The trouble with the Justice Department’s case is what I call the dozen keystrokes argument. It is not difficult to type DuckDuckGo.com or Bing.com into your browser. Just as Microsoft found out with Internet Explorer and then Edge, being the default is no guarantee of dominance. You still need consumers to prefer your product for them to use it.
Just as Microsoft never actually controlled the browser market despite its once-dominant market share, Google doesn’t actually control the search market. Consumers do. If they like something else better, they can make that known in seconds.

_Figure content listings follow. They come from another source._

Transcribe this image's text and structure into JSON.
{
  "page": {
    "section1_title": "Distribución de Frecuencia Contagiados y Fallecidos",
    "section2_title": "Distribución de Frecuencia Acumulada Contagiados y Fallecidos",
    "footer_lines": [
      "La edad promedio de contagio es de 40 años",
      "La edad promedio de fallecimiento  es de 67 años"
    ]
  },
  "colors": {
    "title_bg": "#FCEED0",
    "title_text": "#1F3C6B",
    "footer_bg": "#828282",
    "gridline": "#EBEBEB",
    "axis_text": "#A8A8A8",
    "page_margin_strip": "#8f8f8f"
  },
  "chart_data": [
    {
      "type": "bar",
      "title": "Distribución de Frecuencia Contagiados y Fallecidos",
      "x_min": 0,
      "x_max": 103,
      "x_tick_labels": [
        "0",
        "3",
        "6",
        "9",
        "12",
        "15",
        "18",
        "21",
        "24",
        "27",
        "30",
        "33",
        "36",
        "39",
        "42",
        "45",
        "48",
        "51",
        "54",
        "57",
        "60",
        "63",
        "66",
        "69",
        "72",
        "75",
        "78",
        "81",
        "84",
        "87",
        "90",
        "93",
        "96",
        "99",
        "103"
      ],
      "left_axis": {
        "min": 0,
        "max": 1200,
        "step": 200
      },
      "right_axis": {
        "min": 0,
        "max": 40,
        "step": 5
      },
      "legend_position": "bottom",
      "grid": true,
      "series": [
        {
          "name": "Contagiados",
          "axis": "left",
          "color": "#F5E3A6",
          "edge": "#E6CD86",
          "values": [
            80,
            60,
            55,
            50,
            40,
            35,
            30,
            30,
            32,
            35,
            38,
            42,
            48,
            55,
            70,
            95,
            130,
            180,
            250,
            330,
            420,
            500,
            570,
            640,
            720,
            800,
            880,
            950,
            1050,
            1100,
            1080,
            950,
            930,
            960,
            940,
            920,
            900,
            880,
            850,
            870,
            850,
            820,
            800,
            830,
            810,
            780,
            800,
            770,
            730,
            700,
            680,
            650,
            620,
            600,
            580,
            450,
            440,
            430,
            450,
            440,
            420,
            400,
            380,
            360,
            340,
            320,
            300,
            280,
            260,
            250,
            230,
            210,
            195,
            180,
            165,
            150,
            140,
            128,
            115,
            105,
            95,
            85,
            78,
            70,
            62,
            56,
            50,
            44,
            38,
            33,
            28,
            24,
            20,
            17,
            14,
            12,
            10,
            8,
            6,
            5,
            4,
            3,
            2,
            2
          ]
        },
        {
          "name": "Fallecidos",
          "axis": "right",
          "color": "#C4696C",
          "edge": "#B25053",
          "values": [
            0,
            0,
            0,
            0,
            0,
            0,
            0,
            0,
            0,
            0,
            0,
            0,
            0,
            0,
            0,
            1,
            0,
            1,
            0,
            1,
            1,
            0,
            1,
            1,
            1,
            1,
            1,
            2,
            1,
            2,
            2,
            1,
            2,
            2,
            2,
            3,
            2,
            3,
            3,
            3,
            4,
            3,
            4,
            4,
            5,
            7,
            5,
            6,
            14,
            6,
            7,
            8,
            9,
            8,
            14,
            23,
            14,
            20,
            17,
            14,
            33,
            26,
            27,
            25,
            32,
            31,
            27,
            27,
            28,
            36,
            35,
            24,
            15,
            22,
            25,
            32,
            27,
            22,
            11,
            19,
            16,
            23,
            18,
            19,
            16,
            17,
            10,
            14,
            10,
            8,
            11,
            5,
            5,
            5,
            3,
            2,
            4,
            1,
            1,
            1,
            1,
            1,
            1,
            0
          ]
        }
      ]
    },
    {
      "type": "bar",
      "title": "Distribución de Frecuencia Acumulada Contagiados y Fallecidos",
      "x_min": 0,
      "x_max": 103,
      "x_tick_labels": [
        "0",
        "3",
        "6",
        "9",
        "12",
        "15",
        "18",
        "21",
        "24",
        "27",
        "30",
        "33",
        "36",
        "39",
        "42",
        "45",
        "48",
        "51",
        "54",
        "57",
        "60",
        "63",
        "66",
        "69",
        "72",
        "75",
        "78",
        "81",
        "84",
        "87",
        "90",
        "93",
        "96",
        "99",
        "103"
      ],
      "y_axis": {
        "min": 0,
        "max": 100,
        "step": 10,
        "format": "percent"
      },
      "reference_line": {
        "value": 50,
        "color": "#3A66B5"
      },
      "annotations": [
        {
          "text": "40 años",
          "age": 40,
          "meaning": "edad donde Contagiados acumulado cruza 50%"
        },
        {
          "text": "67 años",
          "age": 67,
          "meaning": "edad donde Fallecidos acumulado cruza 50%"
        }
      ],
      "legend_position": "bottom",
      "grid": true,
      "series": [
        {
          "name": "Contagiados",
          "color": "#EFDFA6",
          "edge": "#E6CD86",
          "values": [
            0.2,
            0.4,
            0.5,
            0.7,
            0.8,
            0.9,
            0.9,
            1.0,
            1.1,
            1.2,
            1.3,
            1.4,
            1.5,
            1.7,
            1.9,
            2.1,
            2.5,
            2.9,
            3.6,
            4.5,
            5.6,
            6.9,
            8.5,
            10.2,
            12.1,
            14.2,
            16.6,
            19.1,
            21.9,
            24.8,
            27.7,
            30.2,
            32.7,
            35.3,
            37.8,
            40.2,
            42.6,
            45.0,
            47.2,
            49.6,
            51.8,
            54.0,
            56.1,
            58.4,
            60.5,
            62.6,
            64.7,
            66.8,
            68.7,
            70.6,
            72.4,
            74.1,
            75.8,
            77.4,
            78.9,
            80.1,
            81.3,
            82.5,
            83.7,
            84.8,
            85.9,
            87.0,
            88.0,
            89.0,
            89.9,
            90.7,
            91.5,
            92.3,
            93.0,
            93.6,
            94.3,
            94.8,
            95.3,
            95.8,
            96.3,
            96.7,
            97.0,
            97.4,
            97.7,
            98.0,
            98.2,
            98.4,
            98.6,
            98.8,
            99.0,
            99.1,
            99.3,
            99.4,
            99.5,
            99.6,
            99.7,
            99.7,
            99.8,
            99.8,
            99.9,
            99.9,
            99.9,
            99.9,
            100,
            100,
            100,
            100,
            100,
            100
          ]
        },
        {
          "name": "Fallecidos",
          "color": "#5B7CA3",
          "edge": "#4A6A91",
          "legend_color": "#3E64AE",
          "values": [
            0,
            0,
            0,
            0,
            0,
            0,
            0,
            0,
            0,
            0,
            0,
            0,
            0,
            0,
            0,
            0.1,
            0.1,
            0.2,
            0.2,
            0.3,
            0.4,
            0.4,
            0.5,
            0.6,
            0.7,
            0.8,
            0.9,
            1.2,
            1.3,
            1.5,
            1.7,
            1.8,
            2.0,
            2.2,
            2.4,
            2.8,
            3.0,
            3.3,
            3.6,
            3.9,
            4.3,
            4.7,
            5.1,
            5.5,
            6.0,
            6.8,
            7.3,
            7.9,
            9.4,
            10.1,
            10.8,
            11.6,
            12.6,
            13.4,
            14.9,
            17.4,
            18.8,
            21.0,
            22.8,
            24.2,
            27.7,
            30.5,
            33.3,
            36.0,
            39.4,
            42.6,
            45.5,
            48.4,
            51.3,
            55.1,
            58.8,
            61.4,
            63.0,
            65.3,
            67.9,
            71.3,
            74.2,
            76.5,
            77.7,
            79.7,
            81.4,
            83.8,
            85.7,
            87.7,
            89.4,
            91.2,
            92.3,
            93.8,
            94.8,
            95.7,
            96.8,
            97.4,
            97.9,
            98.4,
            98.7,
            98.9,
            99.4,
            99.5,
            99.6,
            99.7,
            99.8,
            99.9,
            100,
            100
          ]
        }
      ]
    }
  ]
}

The Relevant Market Fallacy
Language matters. According to the complaint, Google doesn’t monopolize search, but rather “general search.” This phrasing allows the government to elide major portions of Google’s relevant market.
This is the relevant market fallacy. To strengthen their case, regulators often accuse a company of monopolizing a market far narrower than its actual relevant market.
In this case, the complaint even gives its own examples, on pages 9-10. “Specialized searches” where Google is not dominant include product searches on Amazon and eBay and travel-booking sites such as Expedia and Priceline. Other everyday non-Google searches include search-recommendation algorithms on Netflix and other streaming services, many internal website searches, Word and PDF in-document searches, and even Internet dating sites, which use their in-house algorithms as selling points. Nothing is stopping Google from competing in those other areas, yet other companies routinely outperform Google in them.
The classic legal test of monopoly power is whether a company can raise prices while restricting output. Online ad prices went down by more than half from 2009–19, and Google was a major reason why. Meanwhile, prices for print advertisements — which compete with Google for advertising dollars — rose, and in some cases doubled.
Monopolists do not cut prices. They raise prices while slashing output, because they have the market power to get away with it. The Justice Department would not have to use fancy phrasing if it had a better case.
There is a lot more to the Google case, and it will almost certainly drag on for years, regardless of this year’s election results. If the initial complaint is any guide, the Justice Department’s case is weak. But in antitrust law, the merits of a case are not as important as the politics behind it.